Other properties taht you can configure, is to define a number for Standby agent count and maximum agents that it should create (limiting to a threshold).
Now, apply these changes to Kubernetes cluster.
kubectl apply -f controller.yaml
That’s it. At this point, you should see that container agents are spinning up and they will show up on Azure DevOps agent pool UI.
I am using Azure Kubernetes service for this example, and AKS supports autoscaling feature for node-pools. That means, when the controller spins up too many agents that the AKS node pool doesn’t have capacity for, AKS will spin up new nodes into the pool which in-terns add capacity to the controller to spin up more agents (assuming you have lot of pipelines run in a brief time window).
The controller keeps track of pod completed events in Kubernetes and whenever a pod completes a pipeline run, it removes the pod from the cluster and unregisters it from the Azure DevOps agent pool list. Therefore, if there are no pipelines awaiting, the controller will scale down all the agents back to the standby count – within ~2 mins. Which will trigger AKS auto-scaler eventually and nodes will be scaled down with in ~10 mins.
This article doesn’t demonstrate the windows-based agents. However, as you have seen, the controller allows you to change the agent image and image spec (with CRDs) – you should be able to make that work without much effort.
The entire code can be found in GitHub. This source code is MIT licensed, provided as-is (without any warranties) and you can use, modify without issues. However, I would appreciate if you acknowledged the author. Also, more than welcome to contribute directly to GitHub.
4 thoughts on “Elastic self-hosted pool for Azure DevOps (on Kubernetes)”
Thanks for nice blog.
I replicated the setup as you described when I try to build docker images inside agent pod using pipeline.I get below error :
“Cannot connect to the Docker daemon at unix://var/run/docker.sock. Is the docker daemon running ?”
It seems like a case of docker inside docker. I just need to build docker (or execute some commands).can you suggest how can it be done in your setup. I want to mount sock file .
Mounting docker socket in containers can be super notorious and not a recommended approach.

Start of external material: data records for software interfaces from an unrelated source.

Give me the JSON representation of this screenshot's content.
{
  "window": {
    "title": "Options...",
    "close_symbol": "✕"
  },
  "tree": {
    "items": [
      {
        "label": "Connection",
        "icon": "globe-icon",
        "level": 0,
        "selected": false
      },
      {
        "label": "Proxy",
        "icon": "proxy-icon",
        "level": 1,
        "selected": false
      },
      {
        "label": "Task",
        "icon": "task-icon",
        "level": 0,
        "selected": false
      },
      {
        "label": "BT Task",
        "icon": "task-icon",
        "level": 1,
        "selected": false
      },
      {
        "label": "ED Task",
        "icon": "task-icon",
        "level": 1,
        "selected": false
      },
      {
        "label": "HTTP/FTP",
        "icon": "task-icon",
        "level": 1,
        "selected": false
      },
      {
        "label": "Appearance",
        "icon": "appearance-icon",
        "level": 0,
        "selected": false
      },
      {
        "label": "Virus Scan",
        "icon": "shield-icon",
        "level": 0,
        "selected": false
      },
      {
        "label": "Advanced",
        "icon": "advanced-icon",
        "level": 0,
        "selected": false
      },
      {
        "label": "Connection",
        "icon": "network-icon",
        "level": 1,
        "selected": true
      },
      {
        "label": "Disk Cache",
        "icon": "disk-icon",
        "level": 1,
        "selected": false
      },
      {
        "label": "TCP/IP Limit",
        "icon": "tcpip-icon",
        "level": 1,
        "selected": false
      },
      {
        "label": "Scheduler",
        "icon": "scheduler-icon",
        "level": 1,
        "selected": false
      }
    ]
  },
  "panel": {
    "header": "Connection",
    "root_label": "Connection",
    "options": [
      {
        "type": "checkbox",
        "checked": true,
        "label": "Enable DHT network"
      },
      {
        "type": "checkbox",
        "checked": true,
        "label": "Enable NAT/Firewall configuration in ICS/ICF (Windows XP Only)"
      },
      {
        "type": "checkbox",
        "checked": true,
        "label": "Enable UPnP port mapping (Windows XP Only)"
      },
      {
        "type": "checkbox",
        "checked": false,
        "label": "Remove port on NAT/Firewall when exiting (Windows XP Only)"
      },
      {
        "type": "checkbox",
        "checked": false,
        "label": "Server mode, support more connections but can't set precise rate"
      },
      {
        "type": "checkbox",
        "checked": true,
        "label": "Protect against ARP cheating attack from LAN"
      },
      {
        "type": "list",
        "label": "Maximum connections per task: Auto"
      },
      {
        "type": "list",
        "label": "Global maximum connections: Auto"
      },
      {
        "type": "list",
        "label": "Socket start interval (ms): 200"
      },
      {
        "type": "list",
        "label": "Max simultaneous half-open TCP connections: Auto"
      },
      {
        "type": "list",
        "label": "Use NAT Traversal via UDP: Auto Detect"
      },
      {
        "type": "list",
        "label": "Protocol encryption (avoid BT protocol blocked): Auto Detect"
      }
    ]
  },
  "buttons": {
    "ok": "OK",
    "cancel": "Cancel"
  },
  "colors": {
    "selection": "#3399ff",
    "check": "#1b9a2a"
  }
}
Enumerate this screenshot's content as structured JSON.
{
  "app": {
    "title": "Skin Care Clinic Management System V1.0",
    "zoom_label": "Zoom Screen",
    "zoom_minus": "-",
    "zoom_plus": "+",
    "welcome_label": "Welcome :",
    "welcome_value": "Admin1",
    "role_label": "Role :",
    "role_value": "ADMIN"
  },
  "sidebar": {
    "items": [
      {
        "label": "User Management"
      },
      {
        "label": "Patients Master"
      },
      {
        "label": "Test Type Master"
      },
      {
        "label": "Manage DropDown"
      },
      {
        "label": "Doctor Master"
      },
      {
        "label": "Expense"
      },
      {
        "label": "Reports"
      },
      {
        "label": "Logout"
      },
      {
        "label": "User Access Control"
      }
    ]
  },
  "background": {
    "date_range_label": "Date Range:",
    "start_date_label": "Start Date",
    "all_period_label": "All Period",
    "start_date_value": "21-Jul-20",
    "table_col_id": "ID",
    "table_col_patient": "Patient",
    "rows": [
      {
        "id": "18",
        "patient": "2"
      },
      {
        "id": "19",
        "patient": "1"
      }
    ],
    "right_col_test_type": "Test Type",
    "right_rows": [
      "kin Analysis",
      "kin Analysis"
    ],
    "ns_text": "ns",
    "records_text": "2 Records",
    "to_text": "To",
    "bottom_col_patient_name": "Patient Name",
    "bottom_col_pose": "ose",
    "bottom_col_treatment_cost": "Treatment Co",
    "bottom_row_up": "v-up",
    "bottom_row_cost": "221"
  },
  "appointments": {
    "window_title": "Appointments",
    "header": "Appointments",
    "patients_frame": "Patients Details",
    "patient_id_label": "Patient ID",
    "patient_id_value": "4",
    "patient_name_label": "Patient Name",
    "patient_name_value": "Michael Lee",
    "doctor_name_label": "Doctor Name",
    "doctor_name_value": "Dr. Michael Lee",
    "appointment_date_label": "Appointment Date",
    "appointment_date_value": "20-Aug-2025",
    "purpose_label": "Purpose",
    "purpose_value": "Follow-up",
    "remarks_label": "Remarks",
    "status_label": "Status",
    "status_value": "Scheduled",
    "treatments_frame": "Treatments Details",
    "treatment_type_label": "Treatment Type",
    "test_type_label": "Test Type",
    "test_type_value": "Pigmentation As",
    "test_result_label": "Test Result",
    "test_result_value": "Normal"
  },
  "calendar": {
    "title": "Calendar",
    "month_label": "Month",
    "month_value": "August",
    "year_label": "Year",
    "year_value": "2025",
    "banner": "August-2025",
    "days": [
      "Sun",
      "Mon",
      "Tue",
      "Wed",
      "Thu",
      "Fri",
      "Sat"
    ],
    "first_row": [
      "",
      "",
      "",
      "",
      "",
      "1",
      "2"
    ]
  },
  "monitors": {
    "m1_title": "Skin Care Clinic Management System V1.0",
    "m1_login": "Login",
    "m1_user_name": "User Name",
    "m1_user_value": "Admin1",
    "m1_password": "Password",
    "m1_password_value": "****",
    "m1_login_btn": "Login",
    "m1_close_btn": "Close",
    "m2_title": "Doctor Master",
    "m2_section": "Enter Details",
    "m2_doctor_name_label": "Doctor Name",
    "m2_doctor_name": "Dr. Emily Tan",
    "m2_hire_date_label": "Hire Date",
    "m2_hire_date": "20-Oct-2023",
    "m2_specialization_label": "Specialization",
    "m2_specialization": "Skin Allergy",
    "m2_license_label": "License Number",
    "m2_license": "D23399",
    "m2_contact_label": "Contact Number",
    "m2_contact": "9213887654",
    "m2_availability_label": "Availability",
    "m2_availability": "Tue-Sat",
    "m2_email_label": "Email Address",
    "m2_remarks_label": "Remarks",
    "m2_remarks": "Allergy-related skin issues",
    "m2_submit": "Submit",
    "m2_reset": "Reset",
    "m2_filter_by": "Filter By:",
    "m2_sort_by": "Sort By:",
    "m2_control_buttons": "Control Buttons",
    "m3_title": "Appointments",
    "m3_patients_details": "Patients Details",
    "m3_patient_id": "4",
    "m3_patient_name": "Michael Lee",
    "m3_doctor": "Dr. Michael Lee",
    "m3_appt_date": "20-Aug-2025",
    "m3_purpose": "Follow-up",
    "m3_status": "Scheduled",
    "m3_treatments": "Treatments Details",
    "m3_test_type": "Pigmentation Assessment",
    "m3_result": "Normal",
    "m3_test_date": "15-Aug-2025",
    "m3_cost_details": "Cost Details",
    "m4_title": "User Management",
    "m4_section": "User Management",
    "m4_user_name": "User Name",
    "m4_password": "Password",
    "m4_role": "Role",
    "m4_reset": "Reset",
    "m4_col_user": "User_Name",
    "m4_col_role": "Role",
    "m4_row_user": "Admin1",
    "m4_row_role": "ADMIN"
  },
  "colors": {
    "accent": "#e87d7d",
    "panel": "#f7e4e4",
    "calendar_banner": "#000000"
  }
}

I work mostly with Microsoft tech, so I would recommend offloading/outsourcing the image building to a remote service, for instance using ‘az acr build’ command of Azure Container Registry.
The details can be found in here: https://learn.microsoft.com/en-us/cli/azure/acr?view=azure-cli-latest#az-acr-build
Hi, i like this idea..but would this work with API Whitelisting enabled on the cluster? If access to the API is restricted to an office network how does the ADO communicate with the cluster and then what if the pipeline i am running is making changes to the same cluster that the agent sits on?
AzDO DOES NOT communicate to the K8s API, in this scenario. The controller (container) calls AzDO API. All you need it to make sure 443 outbound traffics are allowed from containers.
The pipeline running on these agent can deploy to the same cluster as well.